This Apple Exec Takes A Page Out Of Steve Jobs' Book Every Morning

This Apple Exec Takes A Page Out Of Steve Jobs' Book Every Morning
SAN FRANCISCO, CA - JUNE 08: Apple Craig Federighi, Apple senior vice president of Software Engineering, speaks during Apple WWDC on June 8, 2015 in San Francisco, California. Apple annouced a new OS X, El Capitan, and iOS 9 during the keynote at the annual developers conference that runs through June 12. (Photo by Justin Sullivan/Getty Images)
SAN FRANCISCO, CA - JUNE 08: Apple Craig Federighi, Apple senior vice president of Software Engineering, speaks during Apple WWDC on June 8, 2015 in San Francisco, California. Apple annouced a new OS X, El Capitan, and iOS 9 during the keynote at the annual developers conference that runs through June 12. (Photo by Justin Sullivan/Getty Images)

Apple executive Craig Federighi meditates every morning.

The senior vice president of software, who oversees Apple’s mobile and desktop operating systems, said Monday during a demonstration of the latest iOS update that he starts each day by meditating.

At the Worldwide Developers Conference in San Francisco, Federighi showed how the latest version of the iOS predicts, when the phone is located at his home, that he will want to meditate. It automatically opens a meditation app, displaying a serene lakeside vista, when he unlocks the phone.

Meditation is becoming an increasingly popular means of sharpening focus and reducing stress in the business world. But it’s nothing new at Apple. Late co-founder Steve Jobs practiced Zen Buddhist meditation techniques daily.

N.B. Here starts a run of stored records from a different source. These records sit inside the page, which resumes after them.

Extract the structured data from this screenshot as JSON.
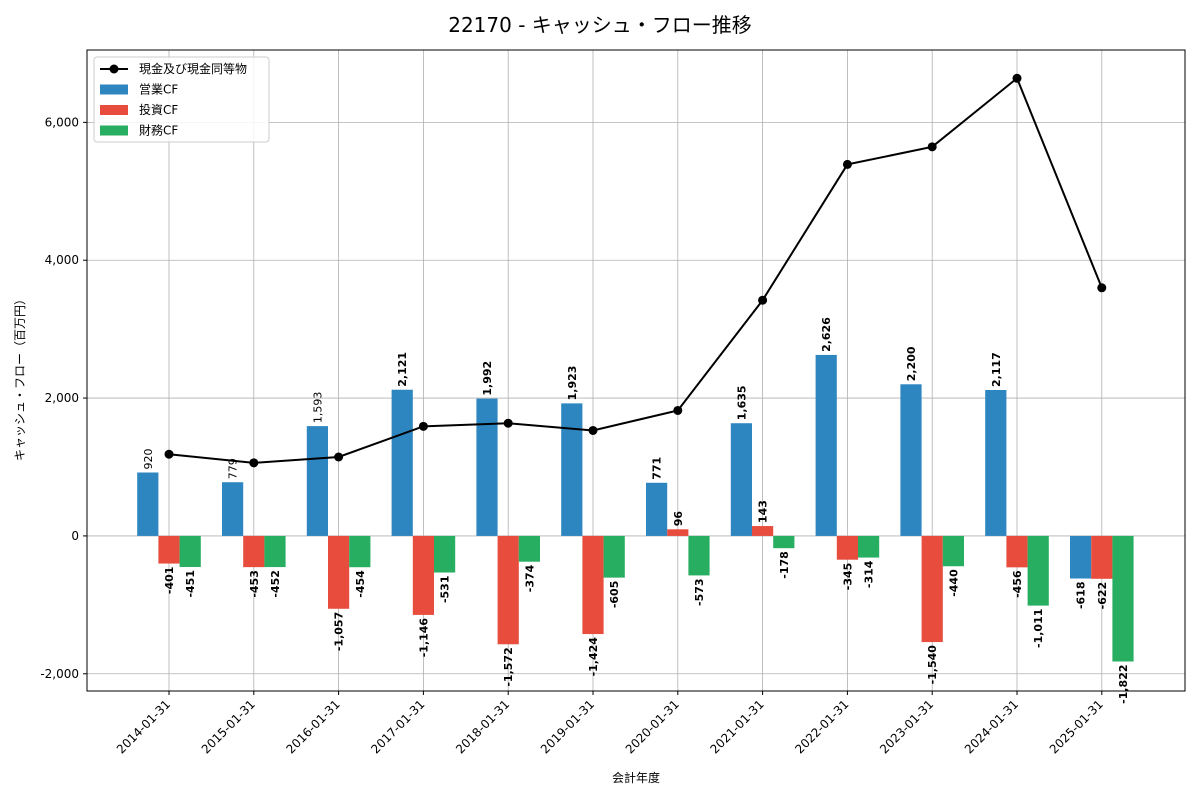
{
  "chart_data": {
    "type": "bar",
    "title": "22170 - キャッシュ・フロー推移",
    "xlabel": "会計年度",
    "ylabel": "キャッシュ・フロー（百万円）",
    "ylim": [
      -2250,
      7050
    ],
    "yticks": [
      -2000,
      0,
      2000,
      4000,
      6000
    ],
    "ytick_labels": [
      "-2,000",
      "0",
      "2,000",
      "4,000",
      "6,000"
    ],
    "grid": true,
    "legend_position": "top-left",
    "categories": [
      "2014-01-31",
      "2015-01-31",
      "2016-01-31",
      "2017-01-31",
      "2018-01-31",
      "2019-01-31",
      "2020-01-31",
      "2021-01-31",
      "2022-01-31",
      "2023-01-31",
      "2024-01-31",
      "2025-01-31"
    ],
    "series": [
      {
        "name": "営業CF",
        "kind": "bar",
        "color": "#2e86c1",
        "values": [
          920,
          779,
          1593,
          2121,
          1992,
          1923,
          771,
          1635,
          2626,
          2200,
          2117,
          -618
        ],
        "labels": [
          "920",
          "779",
          "1,593",
          "2,121",
          "1,992",
          "1,923",
          "771",
          "1,635",
          "2,626",
          "2,200",
          "2,117",
          "-618"
        ]
      },
      {
        "name": "投資CF",
        "kind": "bar",
        "color": "#e74c3c",
        "values": [
          -401,
          -453,
          -1057,
          -1146,
          -1572,
          -1424,
          96,
          143,
          -345,
          -1540,
          -456,
          -622
        ],
        "labels": [
          "-401",
          "-453",
          "-1,057",
          "-1,146",
          "-1,572",
          "-1,424",
          "96",
          "143",
          "-345",
          "-1,540",
          "-456",
          "-622"
        ]
      },
      {
        "name": "財務CF",
        "kind": "bar",
        "color": "#27ae60",
        "values": [
          -451,
          -452,
          -454,
          -531,
          -374,
          -605,
          -573,
          -178,
          -314,
          -440,
          -1011,
          -1822
        ],
        "labels": [
          "-451",
          "-452",
          "-454",
          "-531",
          "-374",
          "-605",
          "-573",
          "-178",
          "-314",
          "-440",
          "-1,011",
          "-1,822"
        ]
      },
      {
        "name": "現金及び現金同等物",
        "kind": "line",
        "color": "#000000",
        "values": [
          1185,
          1060,
          1145,
          1590,
          1635,
          1530,
          1820,
          3420,
          5390,
          5645,
          6640,
          3600
        ]
      }
    ]
  }
}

“If you just sit and observe, you will see how restless your mind is,” Jobs told his biographer Walter Isaacson. “If you try to calm it, it only makes things worse, but over time it does calm, and when it does, there’s room to hear more subtle things -- that’s when your intuition starts to blossom and you start to see things more clearly and be in the present. Your mind just slows down, and you see a tremendous expanse in the moment. You see so much more than you could see before. It’s a discipline; you have to practice it.”